Description of problem:
From email I sent to rhq-devel list,
"Repair is process in Cassandra in which data is made consistent across replicas. There are two kinds - read repair and anti-entropy repair. The former happens automatically in the background on queries. The latter is done via JMX. Although nodes can remain operational while anti-entropy repair, it is very resource intensive and can take a long time to run. It can easily be on the order of hours. The Cassandra docs recommend running regularly, scheduled anti-entropy within gc_grace_seconds, which is the time to wait before Cassandra garbage collections tombstones (i.e., deletion markers). The reason for running it within gc_grace_seconds is to ensure deletes get propagated and to prevent them from being undone. gc_grace_seconds is configured per keyspace and defaults to 10 days. We set gc_grace_seconds to 8 days, and we run anti-entropy repair weekly in a Quartz job named StorageClusterReadRepairJob.
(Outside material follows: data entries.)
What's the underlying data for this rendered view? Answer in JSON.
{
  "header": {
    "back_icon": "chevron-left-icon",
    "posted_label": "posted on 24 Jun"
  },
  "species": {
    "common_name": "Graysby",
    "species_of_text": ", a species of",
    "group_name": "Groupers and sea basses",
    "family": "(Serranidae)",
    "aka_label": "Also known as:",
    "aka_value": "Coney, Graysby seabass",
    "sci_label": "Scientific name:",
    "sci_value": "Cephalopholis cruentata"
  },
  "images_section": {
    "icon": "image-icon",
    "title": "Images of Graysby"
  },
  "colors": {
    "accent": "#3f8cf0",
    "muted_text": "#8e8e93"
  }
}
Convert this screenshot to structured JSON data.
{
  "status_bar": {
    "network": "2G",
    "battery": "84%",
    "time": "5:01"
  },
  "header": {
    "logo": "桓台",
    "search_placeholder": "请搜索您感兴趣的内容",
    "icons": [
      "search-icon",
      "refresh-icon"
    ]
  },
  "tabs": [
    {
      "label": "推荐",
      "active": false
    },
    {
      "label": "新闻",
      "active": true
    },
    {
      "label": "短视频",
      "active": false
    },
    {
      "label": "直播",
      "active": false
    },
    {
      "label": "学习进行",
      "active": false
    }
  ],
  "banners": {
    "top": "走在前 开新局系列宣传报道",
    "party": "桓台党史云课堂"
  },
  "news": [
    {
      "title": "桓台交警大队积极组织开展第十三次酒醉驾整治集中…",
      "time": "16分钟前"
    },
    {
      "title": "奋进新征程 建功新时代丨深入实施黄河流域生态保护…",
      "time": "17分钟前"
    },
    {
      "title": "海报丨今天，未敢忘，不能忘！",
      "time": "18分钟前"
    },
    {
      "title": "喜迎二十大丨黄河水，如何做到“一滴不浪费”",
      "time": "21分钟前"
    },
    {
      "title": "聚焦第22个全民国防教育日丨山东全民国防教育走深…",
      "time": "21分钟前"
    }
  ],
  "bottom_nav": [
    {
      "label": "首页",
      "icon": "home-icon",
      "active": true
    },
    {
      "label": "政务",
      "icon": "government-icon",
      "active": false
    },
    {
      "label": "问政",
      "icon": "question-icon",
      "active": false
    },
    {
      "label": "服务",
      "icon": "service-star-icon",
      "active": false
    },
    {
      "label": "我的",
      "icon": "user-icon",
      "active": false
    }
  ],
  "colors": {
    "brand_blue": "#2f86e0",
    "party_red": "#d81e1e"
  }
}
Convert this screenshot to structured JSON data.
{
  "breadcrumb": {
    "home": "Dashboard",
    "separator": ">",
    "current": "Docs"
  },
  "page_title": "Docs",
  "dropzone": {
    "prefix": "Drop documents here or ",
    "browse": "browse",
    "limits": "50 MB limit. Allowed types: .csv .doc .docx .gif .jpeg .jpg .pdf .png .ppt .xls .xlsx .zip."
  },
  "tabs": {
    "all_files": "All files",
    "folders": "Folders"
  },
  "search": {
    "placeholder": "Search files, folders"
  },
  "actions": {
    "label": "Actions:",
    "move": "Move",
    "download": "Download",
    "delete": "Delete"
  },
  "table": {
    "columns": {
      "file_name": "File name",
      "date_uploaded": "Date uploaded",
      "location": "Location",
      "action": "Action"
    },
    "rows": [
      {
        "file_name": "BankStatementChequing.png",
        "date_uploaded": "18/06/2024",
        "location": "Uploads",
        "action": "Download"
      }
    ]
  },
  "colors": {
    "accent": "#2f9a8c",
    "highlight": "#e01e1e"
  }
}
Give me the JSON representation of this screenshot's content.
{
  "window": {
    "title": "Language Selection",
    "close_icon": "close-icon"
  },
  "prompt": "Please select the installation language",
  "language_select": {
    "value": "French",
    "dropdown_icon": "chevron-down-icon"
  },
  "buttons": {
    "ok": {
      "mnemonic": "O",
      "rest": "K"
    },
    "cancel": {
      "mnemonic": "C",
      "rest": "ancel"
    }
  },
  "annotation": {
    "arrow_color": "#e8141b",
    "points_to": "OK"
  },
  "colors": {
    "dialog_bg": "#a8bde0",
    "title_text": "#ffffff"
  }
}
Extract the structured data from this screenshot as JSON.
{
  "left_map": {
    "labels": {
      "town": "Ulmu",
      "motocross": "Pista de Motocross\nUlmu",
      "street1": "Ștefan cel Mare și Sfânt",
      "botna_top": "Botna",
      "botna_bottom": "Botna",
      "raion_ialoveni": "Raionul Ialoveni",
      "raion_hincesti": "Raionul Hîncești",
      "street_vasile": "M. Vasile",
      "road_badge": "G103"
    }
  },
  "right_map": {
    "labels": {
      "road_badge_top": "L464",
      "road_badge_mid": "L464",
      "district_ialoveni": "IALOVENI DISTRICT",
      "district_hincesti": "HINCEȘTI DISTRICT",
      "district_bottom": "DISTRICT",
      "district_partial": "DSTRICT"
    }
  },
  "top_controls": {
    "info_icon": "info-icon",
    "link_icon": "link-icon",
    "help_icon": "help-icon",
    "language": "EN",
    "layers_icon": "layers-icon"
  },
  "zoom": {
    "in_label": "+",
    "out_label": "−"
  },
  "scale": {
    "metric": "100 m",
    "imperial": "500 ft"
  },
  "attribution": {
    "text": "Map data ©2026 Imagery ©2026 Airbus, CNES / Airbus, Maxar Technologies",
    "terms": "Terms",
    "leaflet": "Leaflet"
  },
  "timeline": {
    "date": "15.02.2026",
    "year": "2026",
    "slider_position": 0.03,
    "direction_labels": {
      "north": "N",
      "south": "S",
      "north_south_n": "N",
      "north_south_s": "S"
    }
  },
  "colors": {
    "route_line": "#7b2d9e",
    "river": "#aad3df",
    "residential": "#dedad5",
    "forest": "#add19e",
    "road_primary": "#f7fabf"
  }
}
After some investigation I am now of the opinion that we do not need to run a scheduled repair job. As long as replicas are up, data will be consistent between them. If we have cluster where the nodes never go down, then there is no need to run anti-entropy repair with respect to data consistency. Of course nodes do go down. Cassandra has another mechanism called hinted handoff that comes into play. When the target replica is down, the coordinator node (the one receiving the request), stores a hint of the mutation that is intended for that replica. When the replica comes back up, it will receive the hints, making it consistent with other replicas.
There is a maximum amount of time a node can be down and other nodes will store hints. The is defined by the max_hint_window_in_ms property in cassandra.yaml, and it defaults to 3 hours. If a node is down longer than that, then other nodes assume the down node is dead unless and until it comes back up. So if we do not run scheduled repair and if a node is down for more than max_hint_window_in_ms, then need to run a full repair on the node when it comes back up to account for any dropped hints.
As for deletes, I do not think we need to be concerned for a couple reasons. First, we are dealing with append-only data, where each column is only ever written once and never updated. Secondly, we write all data with a TTL. In the event some metric data was deleted on one replica, and still alive on the other, we know that it has the TTL set and will expire; therefore, we do not need to worry about deletes being undone."
I am not suggesting we will never have a need to run anti-entropy repair. In fact, we do run anti-entropy repair whenever the replication_factor changes when nodes are added to or removed from the cluster. And when we store other data in Cassandra, we may very well need to run scheduled anti-entropy on it.
There are few things then that need to be done for this BZ.
1) Get rid of the StorageClusterReadRepairJob Quartz job
2) Add support for updating max_hint_window_in_ms as a cluster-wide maintenance task
3) Run anti-entropy repair on a node that has come back up and has been down longer than max_hint_window_in_ms
4) Reduce gc_grace_seconds
5) Make gc_grace_seconds configurable (maybe?)
Version-Release number of selected component (if applicable):
Steps to Reproduce:
We should also switch to do snapshot repairs to avoid the performance spikes that are incurred from all replicas doing a validation compaction at the same time.